首先,您提供的数据采用其他人可以轻松阅读的格式。
temp = structure(list(V1 = structure(c(33L, 32L, 29L, 27L, 25L, 23L,
22L, 19L, 17L, 15L, 13L, 12L, 9L, 7L, 5L, 3L, 2L, 41L, 39L, 37L,
36L, 35L, 31L, 30L, 28L, 26L, 24L, 21L, 20L, 18L, 16L, 14L, 11L,
10L, 8L, 6L, 4L, 1L, 43L, 42L, 40L, 38L, 34L), .Label = c("01/06/2012",
"02/07/2012", "03/07/2012", "04/06/2012", "04/07/2012", "05/06/2012",
"05/07/2012", "06/06/2012", "06/07/2012", "07/06/2012", "08/06/2012",
"09/07/2012", "10/07/2012", "11/06/2012", "11/07/2012", "12/06/2012",
"12/07/2012", "13/06/2012", "13/07/2012", "14/06/2012", "15/06/2012",
"16/07/2012", "17/07/2012", "18/06/2012", "18/07/2012", "19/06/2012",
"19/07/2012", "20/06/2012", "20/07/2012", "21/06/2012", "22/06/2012",
"23/07/2012", "24/07/2012", "25/05/2012", "25/06/2012", "26/06/2012",
"27/06/2012", "28/05/2012", "28/06/2012", "29/05/2012", "29/06/2012",
"30/05/2012", "31/05/2012"), class = "factor"), V2 = c(250.5,
264.75, 269.25, 267, 261.25, 265.75, 264.25, 258.25, 253.75,
246.25, 248, 247, 243.25, 245, 236, 234, 234.25, 229, 229.75,
229.75, 226.5, 220, 214.25, 212, 210.25, 208, 206.75, 203, 205.25,
205.25, 205.25, 208, 208, 208, 208, 208, 208, 208, 208, 208,
212.75, 212.75, 212.75), V3 = c(499, 518.25, 525.25, 522.5, 517,
522.25, 523.25, 517, 513, 512.75, 515, 519.25, 508.25, 508.5,
500.5, 497.75, 489.75, 490.25, 487.25, 493, 486, 482.25, 472.5,
469.5, 473.75, 472.75, 462.5, 456.5, 460.5, 465.25, 469, 471.5,
468.5, 471.25, 467, 458.75, 457.5, 463.5, 466.75, 468, 469.75,
469.75, 465.5)), .Names = c("V1", "V2", "V3"), class = "data.frame", row.names = c(NA,
-43L))
我们将清理并将对象转换为xts
对象。
temp$V1 = as.Date(temp$V1, format="%d/%m/%Y")
library(xts)
temp.x = xts(temp[-1], order.by=temp$V1)
现在。我们尝试apply.weekly()
函数,但它没有给我们你想要的东西。
apply.weekly(temp.x, colMeans)
# V2 V3
# 2012-05-28 212.75 467.625
# 2012-06-04 208.95 465.100
# 2012-06-11 208.00 467.400
# 2012-06-18 205.10 462.750
# 2012-06-25 212.90 474.150
# 2012-07-02 229.85 489.250
# 2012-07-09 241.05 506.850
# 2012-07-16 254.10 516.200
# 2012-07-23 265.60 521.050
# 2012-07-24 250.50 499.000
要使用period.apply()
,您需要指定期间的终点(可以是不规则的)。在这里,我们的第一个时期只是第一个日期,从那里开始,每五天一次。剩下几天,所以我们在最后一段时间内添加nrow(temp.x)
。
ep = c(0, seq(1, nrow(temp.x), by = 5), nrow(temp.x))
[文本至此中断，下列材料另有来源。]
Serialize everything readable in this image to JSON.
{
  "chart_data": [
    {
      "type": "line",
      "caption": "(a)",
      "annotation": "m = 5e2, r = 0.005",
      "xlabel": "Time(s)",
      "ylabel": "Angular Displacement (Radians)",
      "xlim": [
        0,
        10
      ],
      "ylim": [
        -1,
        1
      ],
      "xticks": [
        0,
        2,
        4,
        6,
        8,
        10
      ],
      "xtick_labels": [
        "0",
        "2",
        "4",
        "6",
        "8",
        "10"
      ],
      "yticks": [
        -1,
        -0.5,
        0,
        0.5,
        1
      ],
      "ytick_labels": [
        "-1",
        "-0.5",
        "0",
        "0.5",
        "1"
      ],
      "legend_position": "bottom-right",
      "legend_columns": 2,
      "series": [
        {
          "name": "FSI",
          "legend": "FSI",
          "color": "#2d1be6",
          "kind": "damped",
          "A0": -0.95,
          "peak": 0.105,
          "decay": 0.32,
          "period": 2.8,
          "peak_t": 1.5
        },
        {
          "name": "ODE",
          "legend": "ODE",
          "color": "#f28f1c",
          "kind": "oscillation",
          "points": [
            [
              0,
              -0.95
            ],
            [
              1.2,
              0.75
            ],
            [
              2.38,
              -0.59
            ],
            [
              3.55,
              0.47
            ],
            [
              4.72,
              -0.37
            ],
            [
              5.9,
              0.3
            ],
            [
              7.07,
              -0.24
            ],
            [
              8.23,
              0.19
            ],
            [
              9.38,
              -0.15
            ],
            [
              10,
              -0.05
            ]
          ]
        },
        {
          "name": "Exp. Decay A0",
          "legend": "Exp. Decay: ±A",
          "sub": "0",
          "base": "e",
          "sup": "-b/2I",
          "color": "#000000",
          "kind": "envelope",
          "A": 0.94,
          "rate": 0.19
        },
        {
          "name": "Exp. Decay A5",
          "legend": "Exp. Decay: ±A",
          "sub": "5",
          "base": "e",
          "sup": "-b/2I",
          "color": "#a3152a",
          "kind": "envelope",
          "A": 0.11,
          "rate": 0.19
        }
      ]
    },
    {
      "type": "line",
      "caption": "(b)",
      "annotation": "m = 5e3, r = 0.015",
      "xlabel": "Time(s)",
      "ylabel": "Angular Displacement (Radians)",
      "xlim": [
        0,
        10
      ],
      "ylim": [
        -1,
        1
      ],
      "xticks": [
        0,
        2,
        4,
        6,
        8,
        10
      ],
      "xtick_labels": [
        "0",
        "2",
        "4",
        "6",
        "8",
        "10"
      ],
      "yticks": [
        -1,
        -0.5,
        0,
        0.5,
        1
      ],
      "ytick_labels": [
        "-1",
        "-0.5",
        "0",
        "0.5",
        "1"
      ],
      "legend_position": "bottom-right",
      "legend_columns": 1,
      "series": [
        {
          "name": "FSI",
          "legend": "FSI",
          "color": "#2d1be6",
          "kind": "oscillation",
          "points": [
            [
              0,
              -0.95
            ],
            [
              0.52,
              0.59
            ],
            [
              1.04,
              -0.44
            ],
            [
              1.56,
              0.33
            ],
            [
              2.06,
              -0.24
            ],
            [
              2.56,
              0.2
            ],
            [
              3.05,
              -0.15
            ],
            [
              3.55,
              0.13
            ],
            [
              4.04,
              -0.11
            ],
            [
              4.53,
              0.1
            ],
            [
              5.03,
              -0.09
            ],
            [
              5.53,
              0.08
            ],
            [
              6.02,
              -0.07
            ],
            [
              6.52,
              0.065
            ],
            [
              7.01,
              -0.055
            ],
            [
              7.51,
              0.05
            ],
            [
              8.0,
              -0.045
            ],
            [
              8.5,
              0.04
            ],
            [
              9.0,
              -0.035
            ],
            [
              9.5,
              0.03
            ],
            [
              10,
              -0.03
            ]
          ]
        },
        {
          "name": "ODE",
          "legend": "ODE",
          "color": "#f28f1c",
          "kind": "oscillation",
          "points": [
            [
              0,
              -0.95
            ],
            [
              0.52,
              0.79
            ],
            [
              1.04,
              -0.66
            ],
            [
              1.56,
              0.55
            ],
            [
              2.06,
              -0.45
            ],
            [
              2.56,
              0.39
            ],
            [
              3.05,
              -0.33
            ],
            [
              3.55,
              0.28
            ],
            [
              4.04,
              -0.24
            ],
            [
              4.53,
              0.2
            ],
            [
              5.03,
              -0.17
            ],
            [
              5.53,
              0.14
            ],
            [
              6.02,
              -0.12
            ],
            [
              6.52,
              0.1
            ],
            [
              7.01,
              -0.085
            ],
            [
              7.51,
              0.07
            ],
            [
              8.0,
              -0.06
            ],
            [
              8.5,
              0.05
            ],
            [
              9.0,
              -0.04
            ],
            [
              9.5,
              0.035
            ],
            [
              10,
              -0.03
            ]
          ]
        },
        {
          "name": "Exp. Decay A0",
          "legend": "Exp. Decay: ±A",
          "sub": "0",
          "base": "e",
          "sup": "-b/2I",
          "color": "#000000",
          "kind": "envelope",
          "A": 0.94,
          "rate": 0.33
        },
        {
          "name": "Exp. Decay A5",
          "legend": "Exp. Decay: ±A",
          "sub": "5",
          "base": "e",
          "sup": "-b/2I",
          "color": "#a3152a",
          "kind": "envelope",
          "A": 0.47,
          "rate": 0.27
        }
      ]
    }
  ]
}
period.apply(temp.x, INDEX = ep, FUN = colMeans)
# V2 V3
# 2012-05-25 212.750 465.500
# 2012-06-01 209.900 467.550
# 2012-06-08 208.000 464.600
# 2012-06-15 205.350 464.550
# 2012-06-22 210.250 470.200
# 2012-06-29 227.000 487.750
# 2012-07-06 238.500 500.950
# 2012-07-13 250.650 515.400
# 2012-07-20 265.500 522.050
# 2012-07-24 257.625 508.625
答案 2 :(得分:2)
我运行了您的示例,如果我正确理解了问题,apply.weekly
函数会将第一个星期五与数据的第一个星期一聚合在一起。我不使用xts
包,所以其他人必须提供更多的见解。我会将日期转换为日期向量,每周的星期日代表该周的每个观察。 ?strptime
总结了我用于转化的代码。
# Get the year of the first observation
start_year <- format(time(source)[1],"%Y")
# Convert this into a date for the 1st of Jan in that year.
start_date <- as.Date(strptime(paste(start_year, "1 1"), "%Y %d %m"))
# Using the difftime function determine the distance (days) since the first day of the first year.
jul_day <- as.numeric(difftime(time(source),start_date),units="days")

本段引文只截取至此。